In July 2020, Laurent Duvernay-Tardif sent shockwaves through the sports world by becoming the first NFL player to opt out of the upcoming season during the global pandemic
As plans for the 2020 NFL season ramped up and daily cases of Covid-19 continued to skyrocket, Laurent Duvernay-Tardif, a fixture on the offensive line of the Kansas City Chiefs, stepped away from the game he loved. Not only an active player but also a medical school graduate, Laurent withdrew when he realized that continuing to play—and potentially spreading the virus—was antithetical to everything he believed in. For the first time in his remarkable career, Laurent couldn’t reconcile his twin passions of football and medicine, and with his team’s Super Bowl win only months behind him, found himself on the front lines of the pandemic, working in a long-term care facility in Quebec.
But that was just the beginning of the story. As Laurent settled into his new reality, he quickly came up against a severe Covid outbreak in his hospital unit. Meanwhile, his team, the Kansas City Chiefs, entered the playoffs as the favorites to repeat as champions in a season that saw countless games postponed due to league-wide outbreaks, including one on his own offensive line.

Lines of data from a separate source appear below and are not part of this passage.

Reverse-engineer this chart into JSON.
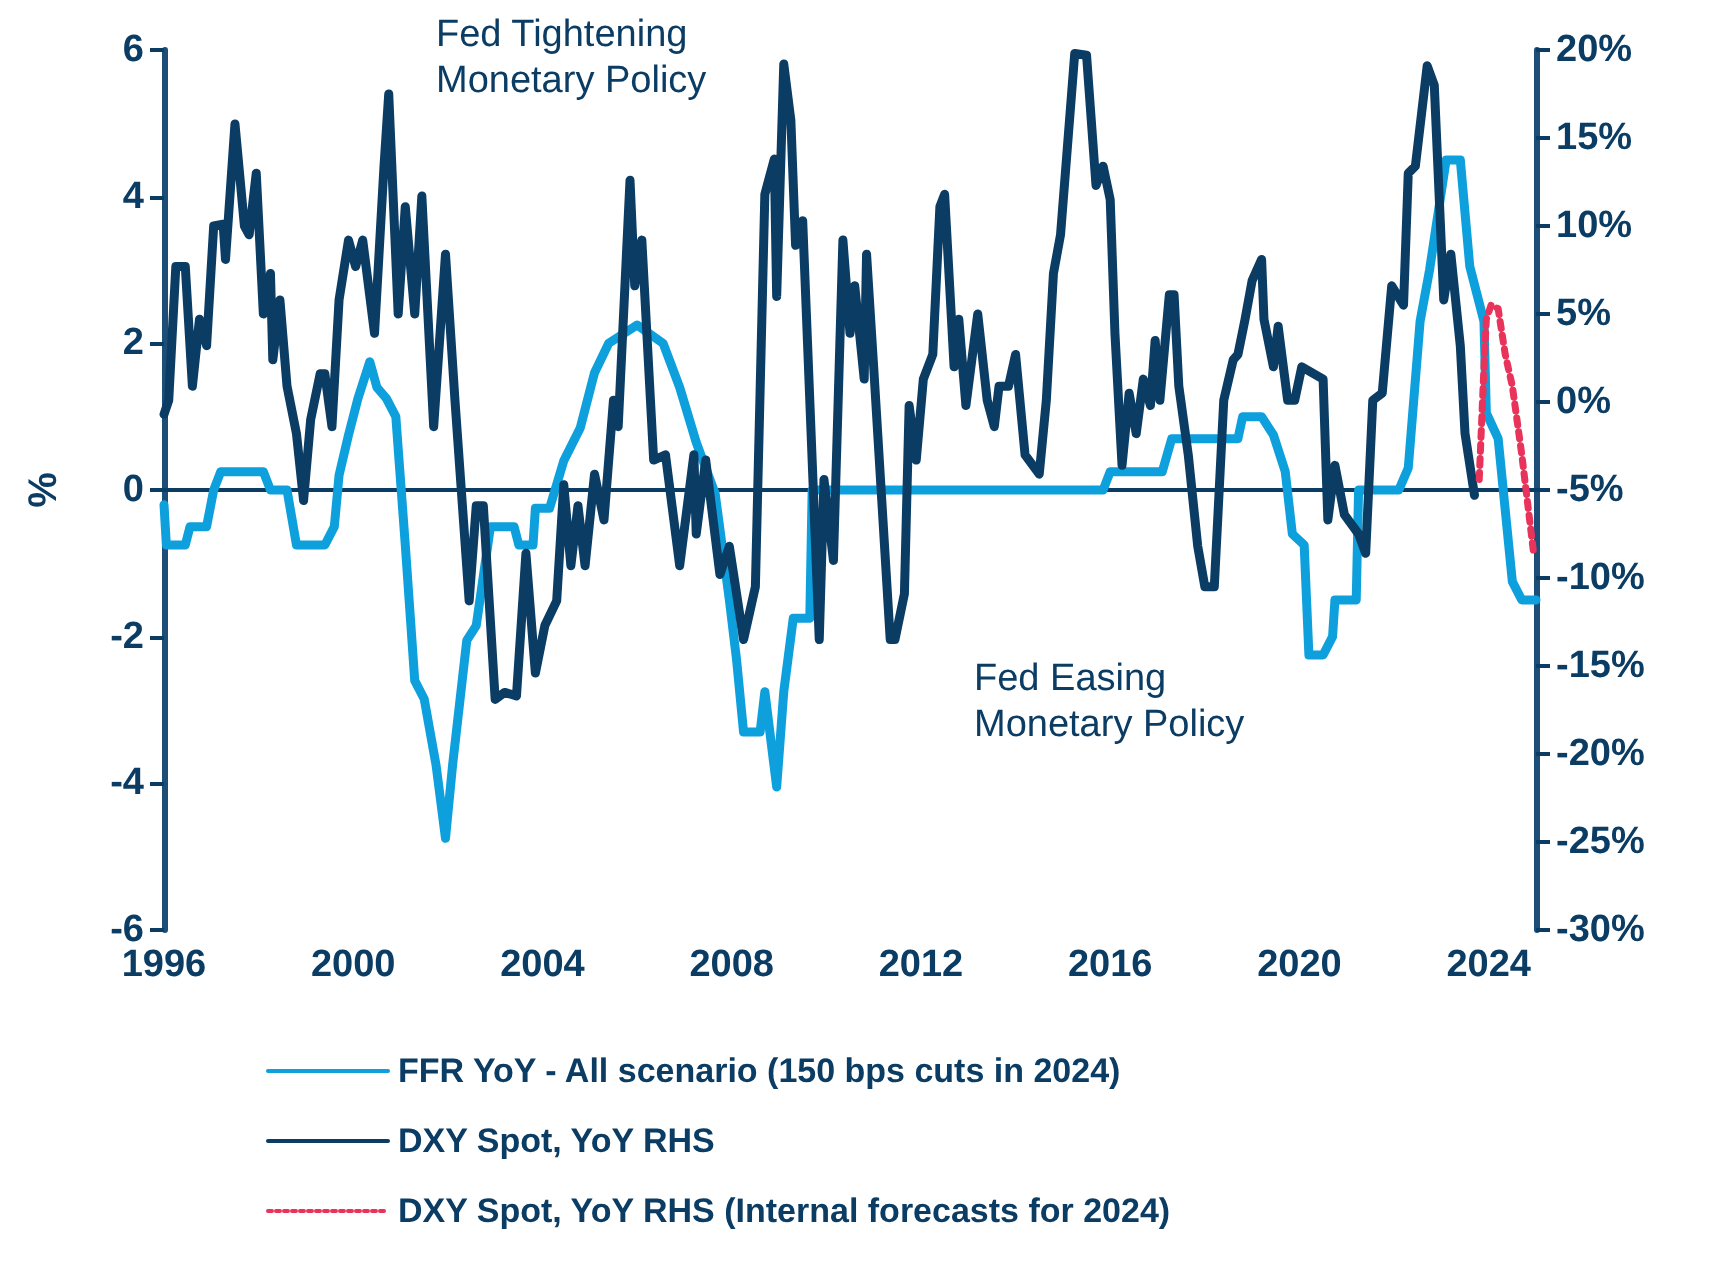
{
  "chart_data": {
    "type": "line",
    "ylabel": "%",
    "xlim": [
      1996,
      2025
    ],
    "xticks": [
      1996,
      2000,
      2004,
      2008,
      2012,
      2016,
      2020,
      2024
    ],
    "ylim": [
      -6,
      6
    ],
    "yticks": [
      -6,
      -4,
      -2,
      0,
      2,
      4,
      6
    ],
    "y2lim": [
      -30,
      20
    ],
    "y2ticks": [
      {
        "value": -30,
        "label": "-30%"
      },
      {
        "value": -25,
        "label": "-25%"
      },
      {
        "value": -20,
        "label": "-20%"
      },
      {
        "value": -15,
        "label": "-15%"
      },
      {
        "value": -10,
        "label": "-10%"
      },
      {
        "value": -5,
        "label": "-5%"
      },
      {
        "value": 0,
        "label": "0%"
      },
      {
        "value": 5,
        "label": "5%"
      },
      {
        "value": 10,
        "label": "10%"
      },
      {
        "value": 15,
        "label": "15%"
      },
      {
        "value": 20,
        "label": "20%"
      }
    ],
    "grid": false,
    "legend": "bottom",
    "marker": "none",
    "ref_lines": [
      {
        "axis": "y",
        "value": 0,
        "color": "#0b3c64"
      }
    ],
    "annotations": [
      "Fed Tightening Monetary Policy",
      "Fed Easing Monetary Policy"
    ],
    "series": [
      {
        "name": "FFR YoY - All scenario (150 bps cuts in 2024)",
        "color": "#0ea0dc",
        "line_style": "solid",
        "x": [
          1996.0,
          1996.05,
          1996.45,
          1996.55,
          1996.9,
          1997.05,
          1997.2,
          1998.1,
          1998.25,
          1998.6,
          1998.8,
          1999.4,
          1999.6,
          1999.7,
          1999.9,
          2000.1,
          2000.35,
          2000.5,
          2000.7,
          2000.9,
          2001.1,
          2001.3,
          2001.5,
          2001.75,
          2001.95,
          2002.1,
          2002.4,
          2002.6,
          2002.9,
          2003.4,
          2003.5,
          2003.8,
          2003.85,
          2004.15,
          2004.45,
          2004.8,
          2005.1,
          2005.4,
          2006.0,
          2006.55,
          2006.9,
          2007.25,
          2007.65,
          2007.95,
          2008.1,
          2008.25,
          2008.6,
          2008.7,
          2008.95,
          2009.1,
          2009.3,
          2009.65,
          2009.7,
          2015.85,
          2016.0,
          2017.1,
          2017.3,
          2018.7,
          2018.8,
          2019.2,
          2019.45,
          2019.7,
          2019.85,
          2020.1,
          2020.2,
          2020.5,
          2020.7,
          2020.75,
          2021.2,
          2021.25,
          2022.1,
          2022.3,
          2022.55,
          2022.75,
          2023.1,
          2023.4,
          2023.6,
          2023.9,
          2023.95,
          2024.2,
          2024.5,
          2024.7,
          2025.0
        ],
        "values": [
          -0.2,
          -0.75,
          -0.75,
          -0.5,
          -0.5,
          0,
          0.25,
          0.25,
          0,
          0,
          -0.75,
          -0.75,
          -0.5,
          0.2,
          0.75,
          1.25,
          1.75,
          1.4,
          1.25,
          1,
          -0.75,
          -2.6,
          -2.85,
          -3.75,
          -4.75,
          -3.75,
          -2.05,
          -1.85,
          -0.5,
          -0.5,
          -0.75,
          -0.75,
          -0.25,
          -0.25,
          0.4,
          0.85,
          1.6,
          2.0,
          2.25,
          2.0,
          1.4,
          0.65,
          -0.05,
          -1.5,
          -2.3,
          -3.3,
          -3.3,
          -2.75,
          -4.05,
          -2.75,
          -1.75,
          -1.75,
          0,
          0,
          0.25,
          0.25,
          0.7,
          0.7,
          1.0,
          1.0,
          0.75,
          0.25,
          -0.6,
          -0.75,
          -2.25,
          -2.25,
          -2.0,
          -1.5,
          -1.5,
          0,
          0,
          0.3,
          2.3,
          3.0,
          4.5,
          4.5,
          3.05,
          2.3,
          1.05,
          0.7,
          -1.25,
          -1.5,
          -1.5
        ]
      },
      {
        "name": "DXY Spot, YoY RHS",
        "color": "#0b3c64",
        "axis": "y2",
        "line_style": "solid",
        "x": [
          1996.0,
          1996.1,
          1996.25,
          1996.45,
          1996.6,
          1996.75,
          1996.9,
          1997.05,
          1997.25,
          1997.3,
          1997.5,
          1997.7,
          1997.8,
          1997.95,
          1998.1,
          1998.25,
          1998.3,
          1998.45,
          1998.6,
          1998.8,
          1998.95,
          1999.1,
          1999.3,
          1999.4,
          1999.55,
          1999.7,
          1999.9,
          2000.05,
          2000.2,
          2000.45,
          2000.65,
          2000.75,
          2000.95,
          2001.1,
          2001.3,
          2001.45,
          2001.7,
          2001.95,
          2002.15,
          2002.45,
          2002.6,
          2002.75,
          2003.0,
          2003.2,
          2003.45,
          2003.65,
          2003.85,
          2004.05,
          2004.3,
          2004.45,
          2004.6,
          2004.75,
          2004.9,
          2005.1,
          2005.3,
          2005.5,
          2005.6,
          2005.85,
          2005.95,
          2006.1,
          2006.35,
          2006.6,
          2006.9,
          2007.2,
          2007.25,
          2007.45,
          2007.75,
          2007.95,
          2008.25,
          2008.5,
          2008.7,
          2008.9,
          2008.95,
          2009.1,
          2009.25,
          2009.35,
          2009.5,
          2009.85,
          2009.95,
          2010.15,
          2010.35,
          2010.5,
          2010.6,
          2010.8,
          2010.85,
          2011.0,
          2011.35,
          2011.45,
          2011.65,
          2011.75,
          2011.9,
          2012.05,
          2012.25,
          2012.4,
          2012.5,
          2012.7,
          2012.8,
          2012.95,
          2013.2,
          2013.4,
          2013.55,
          2013.65,
          2013.85,
          2014.0,
          2014.2,
          2014.5,
          2014.65,
          2014.8,
          2014.95,
          2015.25,
          2015.5,
          2015.7,
          2015.85,
          2016.0,
          2016.1,
          2016.25,
          2016.4,
          2016.55,
          2016.7,
          2016.85,
          2016.95,
          2017.05,
          2017.25,
          2017.35,
          2017.45,
          2017.65,
          2017.85,
          2018.0,
          2018.2,
          2018.4,
          2018.6,
          2018.7,
          2018.85,
          2019.0,
          2019.2,
          2019.25,
          2019.45,
          2019.55,
          2019.75,
          2019.9,
          2020.05,
          2020.5,
          2020.6,
          2020.75,
          2020.95,
          2021.25,
          2021.4,
          2021.55,
          2021.75,
          2021.95,
          2022.2,
          2022.3,
          2022.45,
          2022.7,
          2022.85,
          2023.05,
          2023.2,
          2023.4,
          2023.5,
          2023.7
        ],
        "values": [
          -0.7,
          0.1,
          7.7,
          7.7,
          0.9,
          4.7,
          3.2,
          10,
          10.1,
          8.1,
          15.8,
          10,
          9.5,
          13,
          5,
          7.3,
          2.4,
          5.8,
          0.9,
          -1.8,
          -5.6,
          -1,
          1.6,
          1.6,
          -1.4,
          5.8,
          9.2,
          7.7,
          9.2,
          3.9,
          13.4,
          17.5,
          5,
          11.1,
          5,
          11.7,
          -1.4,
          8.4,
          0.1,
          -11.3,
          -5.9,
          -5.9,
          -16.9,
          -16.5,
          -16.7,
          -8.6,
          -15.4,
          -12.7,
          -11.3,
          -4.7,
          -9.3,
          -5.9,
          -9.3,
          -4.1,
          -6.7,
          0.1,
          -1.4,
          12.6,
          6.6,
          9.2,
          -3.3,
          -3,
          -9.3,
          -3,
          -7.5,
          -3.3,
          -9.8,
          -8.2,
          -13.5,
          -10.5,
          11.8,
          13.8,
          6,
          19.2,
          16,
          8.9,
          10.3,
          -13.5,
          -4.4,
          -9,
          9.2,
          3.9,
          6.6,
          1.3,
          8.4,
          2,
          -13.5,
          -13.5,
          -10.9,
          -0.2,
          -3.3,
          1.3,
          2.7,
          11.1,
          11.8,
          2,
          4.7,
          -0.2,
          5,
          0.1,
          -1.4,
          0.9,
          0.9,
          2.7,
          -3,
          -4.1,
          0.1,
          7.3,
          9.5,
          19.8,
          19.7,
          12.3,
          13.4,
          11.5,
          3.9,
          -3.6,
          0.5,
          -1.8,
          1.3,
          -0.2,
          3.5,
          0.1,
          6.1,
          6.1,
          0.9,
          -3,
          -8.2,
          -10.5,
          -10.5,
          0.1,
          2.4,
          2.7,
          4.7,
          6.9,
          8.1,
          4.7,
          2,
          4.3,
          0.1,
          0.1,
          2,
          1.3,
          -6.7,
          -3.6,
          -6.4,
          -7.5,
          -8.6,
          0.1,
          0.5,
          6.6,
          5.5,
          13,
          13.4,
          19.1,
          18,
          5.8,
          8.4,
          3.2,
          -1.8,
          -5.3
        ]
      },
      {
        "name": "DXY Spot, YoY RHS (Internal forecasts for 2024)",
        "color": "#e8335a",
        "axis": "y2",
        "line_style": "dotted",
        "x": [
          2023.8,
          2023.9,
          2023.95,
          2024.05,
          2024.2,
          2024.35,
          2024.5,
          2024.7,
          2024.95
        ],
        "values": [
          -4.4,
          2,
          4.7,
          5.5,
          5.3,
          2.7,
          0.9,
          -3,
          -8.6
        ]
      }
    ]
  }
}
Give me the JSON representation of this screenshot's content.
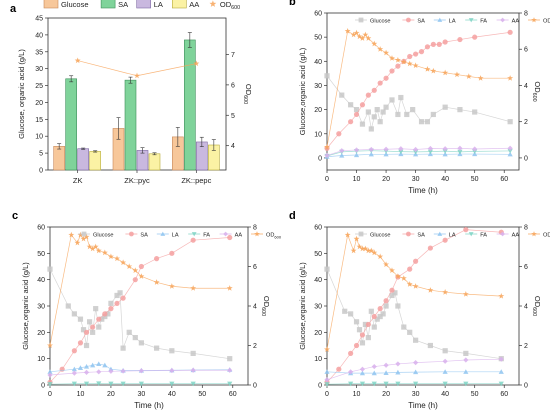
{
  "chart_data": [
    {
      "panel_label": "a",
      "type": "bar",
      "categories": [
        "ZK",
        "ZK::pyc",
        "ZK::pepc"
      ],
      "xlabel": "",
      "ylabel": "Glucose, organic acid (g/L)",
      "y2label": "OD600",
      "ylim": [
        0,
        45
      ],
      "yticks": [
        0,
        5,
        10,
        15,
        20,
        25,
        30,
        35,
        40,
        45
      ],
      "y2lim": [
        3.2,
        8.2
      ],
      "y2ticks": [
        4,
        5,
        6,
        7
      ],
      "legend_position": "top",
      "series": [
        {
          "name": "Glucose",
          "values": [
            7.0,
            12.3,
            9.8
          ],
          "err": [
            0.8,
            3.2,
            2.8
          ],
          "color": "#f7c79a",
          "edge": "#c8895a"
        },
        {
          "name": "SA",
          "values": [
            27.0,
            26.6,
            38.5
          ],
          "err": [
            0.9,
            0.9,
            2.2
          ],
          "color": "#7fd39a",
          "edge": "#3e8f5a"
        },
        {
          "name": "LA",
          "values": [
            6.3,
            5.8,
            8.3
          ],
          "err": [
            0.2,
            0.8,
            1.4
          ],
          "color": "#c9b8df",
          "edge": "#7e6aa3"
        },
        {
          "name": "AA",
          "values": [
            5.5,
            4.8,
            7.4
          ],
          "err": [
            0.2,
            0.3,
            1.6
          ],
          "color": "#fbf2a4",
          "edge": "#b7ab3b"
        },
        {
          "name": "OD600",
          "type": "line",
          "axis": "right",
          "values": [
            6.8,
            6.3,
            6.7
          ],
          "color": "#f7a45a"
        }
      ]
    },
    {
      "panel_label": "b",
      "type": "scatter",
      "xlabel": "Time (h)",
      "ylabel": "Glucose,organic acid (g/L)",
      "y2label": "OD600",
      "xlim": [
        0,
        65
      ],
      "xticks": [
        0,
        10,
        20,
        30,
        40,
        50,
        60
      ],
      "ylim": [
        -5,
        60
      ],
      "yticks": [
        0,
        10,
        20,
        30,
        40,
        50,
        60
      ],
      "y2lim": [
        -0.667,
        8
      ],
      "y2ticks": [
        0,
        2,
        4,
        6,
        8
      ],
      "series": [
        {
          "name": "Glucose",
          "marker": "square",
          "color": "#c8c8c8",
          "axis": "left",
          "x": [
            0,
            5,
            8,
            10,
            12,
            14,
            15,
            16,
            17,
            18,
            19,
            20,
            22,
            24,
            25,
            27,
            29,
            32,
            34,
            36,
            40,
            45,
            50,
            62
          ],
          "y": [
            34,
            26,
            22,
            20,
            14,
            19,
            12,
            17,
            20,
            15,
            19,
            21,
            24,
            18,
            25,
            18,
            20,
            15,
            15,
            18,
            21,
            20,
            19,
            15
          ]
        },
        {
          "name": "SA",
          "marker": "circle",
          "color": "#f4a0a0",
          "axis": "left",
          "x": [
            0,
            4,
            8,
            10,
            12,
            14,
            16,
            18,
            20,
            22,
            24,
            26,
            28,
            30,
            32,
            34,
            36,
            38,
            40,
            45,
            50,
            62
          ],
          "y": [
            4,
            10,
            15,
            18,
            22,
            26,
            28,
            31,
            33,
            36,
            38,
            40,
            42,
            43,
            44,
            46,
            47,
            47,
            48,
            49,
            50,
            52
          ]
        },
        {
          "name": "LA",
          "marker": "triangle",
          "color": "#8fc4f0",
          "axis": "left",
          "x": [
            0,
            5,
            10,
            15,
            20,
            25,
            30,
            35,
            40,
            45,
            50,
            62
          ],
          "y": [
            0.5,
            1.0,
            1.2,
            1.5,
            1.5,
            1.6,
            1.5,
            1.6,
            1.5,
            1.6,
            1.6,
            1.5
          ]
        },
        {
          "name": "FA",
          "marker": "triangle-down",
          "color": "#7fd3c4",
          "axis": "left",
          "x": [
            0,
            5,
            10,
            15,
            20,
            25,
            30,
            35,
            40,
            45,
            50,
            62
          ],
          "y": [
            0.8,
            2.5,
            2.8,
            3.0,
            2.8,
            2.6,
            2.5,
            2.6,
            2.8,
            2.5,
            2.7,
            2.9
          ]
        },
        {
          "name": "AA",
          "marker": "diamond",
          "color": "#d8b0ec",
          "axis": "left",
          "x": [
            0,
            5,
            10,
            15,
            20,
            25,
            30,
            35,
            40,
            45,
            50,
            62
          ],
          "y": [
            1,
            3.0,
            3.3,
            3.5,
            3.6,
            3.8,
            3.5,
            3.9,
            3.8,
            4.0,
            3.7,
            4.0
          ]
        },
        {
          "name": "OD600",
          "marker": "star",
          "color": "#f7a45a",
          "axis": "right",
          "x": [
            0,
            7,
            9,
            10,
            11,
            12,
            13,
            14,
            16,
            18,
            20,
            22,
            24,
            26,
            28,
            30,
            34,
            36,
            40,
            44,
            48,
            52,
            62
          ],
          "y": [
            0.6,
            7.0,
            6.8,
            6.9,
            6.7,
            6.6,
            6.8,
            6.6,
            6.3,
            6.0,
            5.8,
            5.5,
            5.4,
            5.3,
            5.2,
            5.1,
            4.9,
            4.8,
            4.7,
            4.6,
            4.5,
            4.4,
            4.4
          ]
        }
      ]
    },
    {
      "panel_label": "c",
      "type": "scatter",
      "xlabel": "Time (h)",
      "ylabel": "Glucose,organic acid (g/L)",
      "y2label": "OD600",
      "xlim": [
        0,
        65
      ],
      "xticks": [
        0,
        10,
        20,
        30,
        40,
        50,
        60
      ],
      "ylim": [
        0,
        60
      ],
      "yticks": [
        0,
        10,
        20,
        30,
        40,
        50,
        60
      ],
      "y2lim": [
        0,
        8
      ],
      "y2ticks": [
        0,
        2,
        4,
        6,
        8
      ],
      "series": [
        {
          "name": "Glucose",
          "marker": "square",
          "color": "#c8c8c8",
          "axis": "left",
          "x": [
            0,
            6,
            8,
            10,
            11,
            12,
            13,
            14,
            15,
            16,
            17,
            18,
            19,
            20,
            22,
            23,
            24,
            26,
            28,
            30,
            35,
            40,
            47,
            59
          ],
          "y": [
            44,
            30,
            27,
            25,
            21,
            15,
            24,
            20,
            29,
            22,
            25,
            26,
            27,
            31,
            34,
            35,
            14,
            20,
            18,
            16,
            14,
            13,
            12,
            10
          ]
        },
        {
          "name": "SA",
          "marker": "circle",
          "color": "#f4a0a0",
          "axis": "left",
          "x": [
            0,
            4,
            8,
            10,
            12,
            14,
            16,
            18,
            20,
            22,
            24,
            28,
            30,
            35,
            40,
            47,
            59
          ],
          "y": [
            1,
            6,
            13,
            16,
            20,
            22,
            25,
            27,
            29,
            31,
            33,
            40,
            45,
            48,
            50,
            55,
            56
          ]
        },
        {
          "name": "LA",
          "marker": "triangle",
          "color": "#8fc4f0",
          "axis": "left",
          "x": [
            0,
            8,
            10,
            12,
            14,
            16,
            18,
            20,
            24,
            30,
            40,
            47,
            59
          ],
          "y": [
            5,
            6,
            6.5,
            7,
            7.5,
            8,
            7.5,
            6,
            5.5,
            5.5,
            5.6,
            5.7,
            5.8
          ]
        },
        {
          "name": "FA",
          "marker": "triangle-down",
          "color": "#7fd3c4",
          "axis": "left",
          "x": [
            0,
            8,
            12,
            16,
            20,
            24,
            30,
            40,
            47,
            59
          ],
          "y": [
            0.3,
            0.5,
            0.5,
            0.6,
            0.5,
            0.5,
            0.5,
            0.5,
            0.5,
            0.5
          ]
        },
        {
          "name": "AA",
          "marker": "diamond",
          "color": "#d8b0ec",
          "axis": "left",
          "x": [
            0,
            8,
            12,
            16,
            20,
            24,
            30,
            40,
            47,
            59
          ],
          "y": [
            3.8,
            4.5,
            4.8,
            5.0,
            5.2,
            5.3,
            5.4,
            5.5,
            5.6,
            5.6
          ]
        },
        {
          "name": "OD600",
          "marker": "star",
          "color": "#f7a45a",
          "axis": "right",
          "x": [
            0,
            7,
            9,
            10,
            11,
            12,
            13,
            14,
            15,
            16,
            18,
            20,
            22,
            24,
            26,
            28,
            30,
            35,
            40,
            47,
            59
          ],
          "y": [
            2.0,
            7.6,
            7.2,
            7.6,
            7.4,
            7.5,
            7.0,
            6.9,
            7.0,
            6.8,
            6.7,
            6.5,
            6.4,
            6.2,
            6.0,
            5.8,
            5.5,
            5.2,
            5.0,
            4.9,
            4.9
          ]
        }
      ]
    },
    {
      "panel_label": "d",
      "type": "scatter",
      "xlabel": "Time (h)",
      "ylabel": "Glucose,organic acid (g/L)",
      "y2label": "OD600",
      "xlim": [
        0,
        65
      ],
      "xticks": [
        0,
        10,
        20,
        30,
        40,
        50,
        60
      ],
      "ylim": [
        0,
        60
      ],
      "yticks": [
        0,
        10,
        20,
        30,
        40,
        50,
        60
      ],
      "y2lim": [
        0,
        8
      ],
      "y2ticks": [
        0,
        2,
        4,
        6,
        8
      ],
      "series": [
        {
          "name": "Glucose",
          "marker": "square",
          "color": "#c8c8c8",
          "axis": "left",
          "x": [
            0,
            6,
            8,
            10,
            11,
            12,
            13,
            14,
            15,
            16,
            17,
            18,
            19,
            20,
            22,
            23,
            24,
            26,
            28,
            30,
            35,
            40,
            47,
            59
          ],
          "y": [
            44,
            28,
            27,
            24,
            21,
            16,
            23,
            18,
            28,
            22,
            25,
            26,
            27,
            30,
            34,
            35,
            30,
            22,
            20,
            17,
            15,
            13,
            12,
            10
          ]
        },
        {
          "name": "SA",
          "marker": "circle",
          "color": "#f4a0a0",
          "axis": "left",
          "x": [
            0,
            4,
            8,
            10,
            12,
            14,
            16,
            18,
            20,
            22,
            24,
            28,
            30,
            35,
            40,
            47,
            59
          ],
          "y": [
            1,
            6,
            12,
            15,
            19,
            23,
            26,
            29,
            32,
            36,
            41,
            44,
            47,
            52,
            55,
            59,
            58
          ]
        },
        {
          "name": "LA",
          "marker": "triangle",
          "color": "#8fc4f0",
          "axis": "left",
          "x": [
            0,
            8,
            12,
            16,
            20,
            24,
            30,
            40,
            47,
            59
          ],
          "y": [
            5,
            4.5,
            4.5,
            4.5,
            4.6,
            4.8,
            4.9,
            5.0,
            5.0,
            5.0
          ]
        },
        {
          "name": "FA",
          "marker": "triangle-down",
          "color": "#7fd3c4",
          "axis": "left",
          "x": [
            0,
            8,
            12,
            16,
            20,
            24,
            30,
            40,
            47,
            59
          ],
          "y": [
            0.3,
            0.5,
            0.5,
            0.5,
            0.5,
            0.5,
            0.5,
            0.5,
            0.5,
            0.5
          ]
        },
        {
          "name": "AA",
          "marker": "diamond",
          "color": "#d8b0ec",
          "axis": "left",
          "x": [
            0,
            8,
            12,
            16,
            20,
            24,
            30,
            40,
            47,
            59
          ],
          "y": [
            2,
            5,
            6,
            7,
            7.5,
            8,
            8.5,
            9,
            9.5,
            9.8
          ]
        },
        {
          "name": "OD600",
          "marker": "star",
          "color": "#f7a45a",
          "axis": "right",
          "x": [
            0,
            7,
            9,
            10,
            11,
            12,
            13,
            14,
            15,
            16,
            18,
            20,
            22,
            24,
            26,
            28,
            30,
            35,
            40,
            47,
            59
          ],
          "y": [
            1.8,
            7.6,
            6.8,
            7.4,
            7.0,
            6.9,
            6.9,
            6.8,
            6.8,
            6.7,
            6.5,
            6.1,
            5.8,
            5.5,
            5.4,
            5.1,
            5.0,
            4.8,
            4.7,
            4.6,
            4.5
          ]
        }
      ]
    }
  ]
}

From the incredible highs of winning the Super Bowl to the burnout of working as an orderly, Red Zone takes readers inside Laurent’s life as he grapples with his roles of medical professional and NFL football player during a global pandemic. But this captivating memoir also reveals Laurent’s remarkable personal story, detailing how his insatiable curiosity and solid work ethic led him from his family’s bakery in Montreal to his role as one of the most fascinating and accomplished people in professional sports.
About the author
LAURENT DUVERNAY-TARDIF, a right guard for the New York Jets, is the only active NFL player with a medical degree. In 2018, one year after becoming the fourth?highest paid guard in NFL history, he graduated from McGill University. As a fixture on the offensive line, Laurent was an integral part of the Kansas City Chiefs’ Super Bowl 2020 win. Just months after this victory, in the midst of the Covid-19 pandemic, he stepped away from football to work as an orderly at a long-term care facility in the Montreal area. For his remarkable accomplishments on and off the field, Laurent was named co-winner of the Lou Marsh Trophy for top Canadian male athlete and co-recipient of the Sports Illustrated Sportsperson of the Year award. He also received the Muhammad Ali Sports Humanitarian Award. His scrubs and lab coat are on display in the Pro Football Hall of Fame.